Kurumdan kasıt devlet. Devlet ikiden fazla ideoloji ve ahlak olan bir toplumda bunlardan sadece birini tercih ediyor, üstelik toplumun tamamına bunu dayatıyorsa, o toplumda kaçınılmaz bir siyasi kavga başlıyor. Türkiye’de bu kavgayı çok iyi biliyoruz; şimdi Amerika da öğreniyor.

Ama bir de hizmetler var. Bu köşe pazar günleri bilim ve teknolojiden söz ettiği için bugün “hizmet” derken spesifik olarak yapay zeka sistemlerini kastediyorum.

Siz farkında olun veya olmayın, yapay zeka sistemleri gündelik hayatımızda artık çok önemli bir yer tutuyor ve bu yer sürekli genişliyor. Karşımızda artık arka planda bir algoritmayı çalıştıran bir yapay zeka yok; bizimle konuşan, sorduğumuz soruya cevap veren, o cevap için araştırma yapan yapay zekalar var.

Ve o konuşan yapay zekaların da kaçınılması mümkün olmayan ideolojik, dolayısıyla ahlaki seçimleri var. Bu seçimi yapay zeka kendisi yapmıyor; ona programcısı hangi seçimi nasıl yapacağını emrediyor.

Örneğin yapay zeka ırkçılık yapmasın istiyoruz, hakaret etmesin istiyoruz kadınla erkek arasında cinsiyet ayrımcılığı yapmasın istiyoruz. (Veya elbette tam tersini isteyenler var: Irkçı olabilsin, hakaret edebilsin, erkeği kadına tercih etsin.)

Yapay zeka sistemleri devasa altyapı yatırımlarına ihtiyaç duyan çok büyük şeyler. Öyle evinin garajında genç bir meraklının yapabileceği bir şey değil. O yüzden kaçınılmaz olarak bu sistemler, onu kuracak ve işletecek kadar sermayesi olan dev şirketlere ait olacaklar.

Trilyon dolarlık değerlere sahip olan şirketler açısından toplumu dikey bölen ideoloji ve ahlak tartışmalarının göbeğinde yer almak ticari olarak çok doğru şeyler olmayabilir. O yüzden bu şirketler genellikle ideolojik ve ahlaki tercih bakımından içinde yaşadıkları ve hizmet sattıkları toplumun ana eğilimleriyle birlikte hareket ederler.

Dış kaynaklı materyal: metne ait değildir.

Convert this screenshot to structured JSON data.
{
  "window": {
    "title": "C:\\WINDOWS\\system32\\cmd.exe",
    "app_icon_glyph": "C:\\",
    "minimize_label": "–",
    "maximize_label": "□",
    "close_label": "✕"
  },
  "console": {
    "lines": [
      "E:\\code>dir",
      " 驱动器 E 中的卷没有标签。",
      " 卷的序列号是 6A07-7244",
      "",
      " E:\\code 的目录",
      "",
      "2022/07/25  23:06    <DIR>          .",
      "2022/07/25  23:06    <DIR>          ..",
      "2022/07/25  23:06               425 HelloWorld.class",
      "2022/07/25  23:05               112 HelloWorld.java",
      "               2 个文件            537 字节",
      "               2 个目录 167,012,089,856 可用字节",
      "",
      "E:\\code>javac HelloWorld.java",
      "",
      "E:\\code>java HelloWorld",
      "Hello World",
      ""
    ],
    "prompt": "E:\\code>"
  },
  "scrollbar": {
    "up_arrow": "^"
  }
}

Amerika’da düne kadar Demokrat Parti liderliği ana akımdı; bugün öyle değil, Trump ve onun temsil ettiği ideolojik/ahlaki seçimler evreni ana veya baskın akım. Dolayısıyla büyük şirketler de kendilerini başka herkesden daha hızlı biçimde bu ana akıma eklemlediler.

Başkan Donald Trump’ın ilk günleri, ilk haftası fırtına gibi geçti. Başkan, o kadar çok başkanlık kararnamesi çıkardı ki, tamamını takip edebilmek bir mesele. Çıkardığı kararnamelerden biri yapay zekayla ilgiliydi.

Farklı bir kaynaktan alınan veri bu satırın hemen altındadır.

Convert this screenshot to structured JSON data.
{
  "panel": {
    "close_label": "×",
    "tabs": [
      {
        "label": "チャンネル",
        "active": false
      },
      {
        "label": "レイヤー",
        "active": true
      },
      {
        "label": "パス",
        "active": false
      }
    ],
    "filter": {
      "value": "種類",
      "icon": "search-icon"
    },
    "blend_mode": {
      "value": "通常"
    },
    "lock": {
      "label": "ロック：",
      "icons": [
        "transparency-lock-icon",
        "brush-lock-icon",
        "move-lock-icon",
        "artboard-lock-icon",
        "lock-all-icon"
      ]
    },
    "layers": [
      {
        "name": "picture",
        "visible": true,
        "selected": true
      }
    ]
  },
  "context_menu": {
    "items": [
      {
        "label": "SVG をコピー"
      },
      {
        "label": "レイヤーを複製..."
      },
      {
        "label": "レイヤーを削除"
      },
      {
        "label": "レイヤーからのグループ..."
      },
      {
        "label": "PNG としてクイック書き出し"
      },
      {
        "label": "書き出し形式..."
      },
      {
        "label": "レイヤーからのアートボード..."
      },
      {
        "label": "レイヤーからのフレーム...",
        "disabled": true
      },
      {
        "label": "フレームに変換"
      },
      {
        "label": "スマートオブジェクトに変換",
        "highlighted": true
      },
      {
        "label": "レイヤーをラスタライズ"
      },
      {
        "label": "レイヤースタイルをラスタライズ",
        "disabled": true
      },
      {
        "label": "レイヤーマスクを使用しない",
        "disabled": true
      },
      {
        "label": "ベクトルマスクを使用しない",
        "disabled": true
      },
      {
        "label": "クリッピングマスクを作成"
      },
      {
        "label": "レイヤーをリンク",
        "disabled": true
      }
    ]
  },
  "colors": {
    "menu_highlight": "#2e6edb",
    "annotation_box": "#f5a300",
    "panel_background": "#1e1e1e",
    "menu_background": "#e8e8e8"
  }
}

Kararnamenin bir maddesinde daha önceki başkan Joe Biden tarafından aynı konuda çıkarılmış olan kararname iptal ediliyordu.

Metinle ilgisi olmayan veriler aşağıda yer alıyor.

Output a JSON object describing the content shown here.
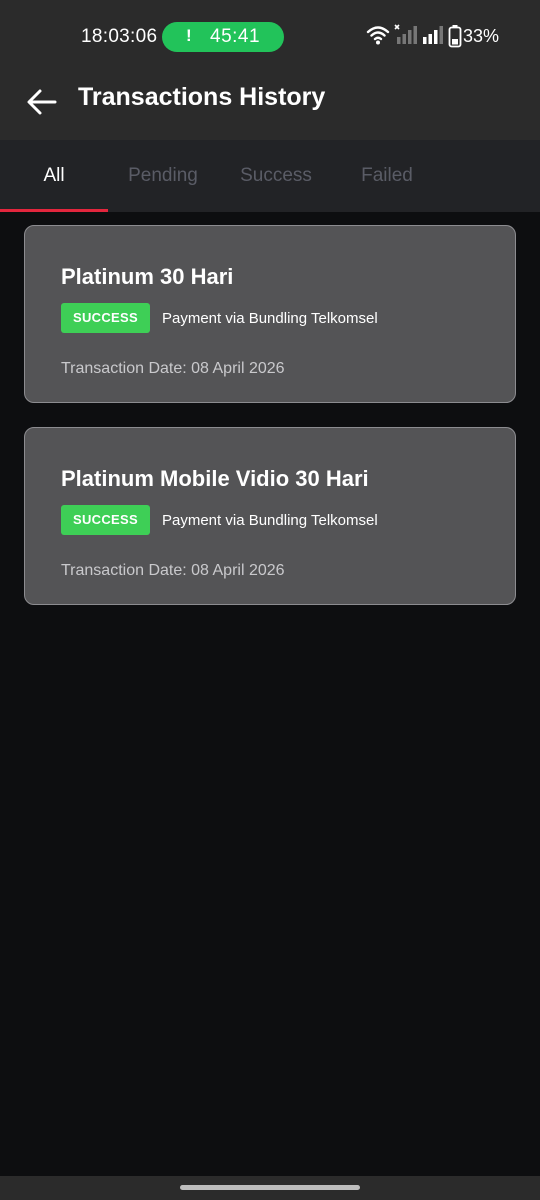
{
  "status_bar": {
    "time": "18:03:06",
    "call_timer": "45:41",
    "call_alert_symbol": "!",
    "battery_percent": "33%",
    "icons": [
      "wifi-icon",
      "signal-no-service-icon",
      "signal-icon",
      "battery-icon"
    ]
  },
  "header": {
    "back_icon": "arrow-left-icon",
    "title": "Transactions History"
  },
  "tabs": [
    {
      "label": "All",
      "active": true
    },
    {
      "label": "Pending",
      "active": false
    },
    {
      "label": "Success",
      "active": false
    },
    {
      "label": "Failed",
      "active": false
    }
  ],
  "transactions": [
    {
      "title": "Platinum 30 Hari",
      "status": "SUCCESS",
      "payment": "Payment via Bundling Telkomsel",
      "date": "Transaction Date: 08 April 2026"
    },
    {
      "title": "Platinum Mobile Vidio 30 Hari",
      "status": "SUCCESS",
      "payment": "Payment via Bundling Telkomsel",
      "date": "Transaction Date: 08 April 2026"
    }
  ],
  "colors": {
    "accent": "#e3263d",
    "success": "#3ecf56",
    "call_pill": "#22c35a",
    "card_bg": "#545456",
    "background": "#0d0e10"
  }
}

Gelin önce bugün iptal edilen Biden’ın kararnamesi ne diyordu, kısaca ona bakalım:

Biden’ın kararnamesi yapay zekanın aynı anda insanlık için hem çok iyi hem de çok kötü olabilecek bir potansiyeli barındırdığını söylüyor, yapay zeka sistemlerinin “topluma zarar verecek şekilde sahtekarlığa, ayrımcılığa, önyargılara ve dezenformasyona, işçileri işsiz veya güçsüz kılmaya, rekabeti önlemeye ve ulusal güvenliğe zarar vermeye” yaramaması gerektiğini emrediyordu.

Trump kararnamesinde bunu iptal ederken, bir yandan ABD’nin yapay zeka konusunda dünyayı domine etmesini hedefliyor, bir yandan da bu hakimiyete ulaşmak için engellerin kaldırılmasından söz ediyor ve “Bu hedeflere ulaşmak için yapay zeka sistemleri ideolojilerden bağımsız olmalı ve herhangi bir sosyal mühendislik niyeti gütmemeli” diyordu.

Yani Trump, yapay zekalara sahip olan şirketlere “Elinizi tutan yok” diyor. “Herhangi bir ideolojik veya ahlaki sınırınız olmasın.”

Irkçılıktan, ayrımcılık yapmaktan, kadın düşmanlığından, uygunsuz şeyler söylemekten kaşınmasın yapay zekanız. Sadece Anti-Woke olmasın, daha da ileri gitsin.

Bakalım şirketler Trump’ın kendilerine verdiği bu imkanı nasıl kullanacak, ortaya nasıl ürünler çıkaracaklar.

Bir hatırlatma yapayım: Trump’ın en büyük destekçilerinden biri olan Elon Musk’ın şirketinin ortaya çıkardığı yapay zeka sohbet robotu Grok seçimden önce her sorulduğunda “Oy verilecek aday Kamala Harris” demişti.

Bakalım Grok bu kararnameden sonra Trump’a oy vermeye başlayacak mı?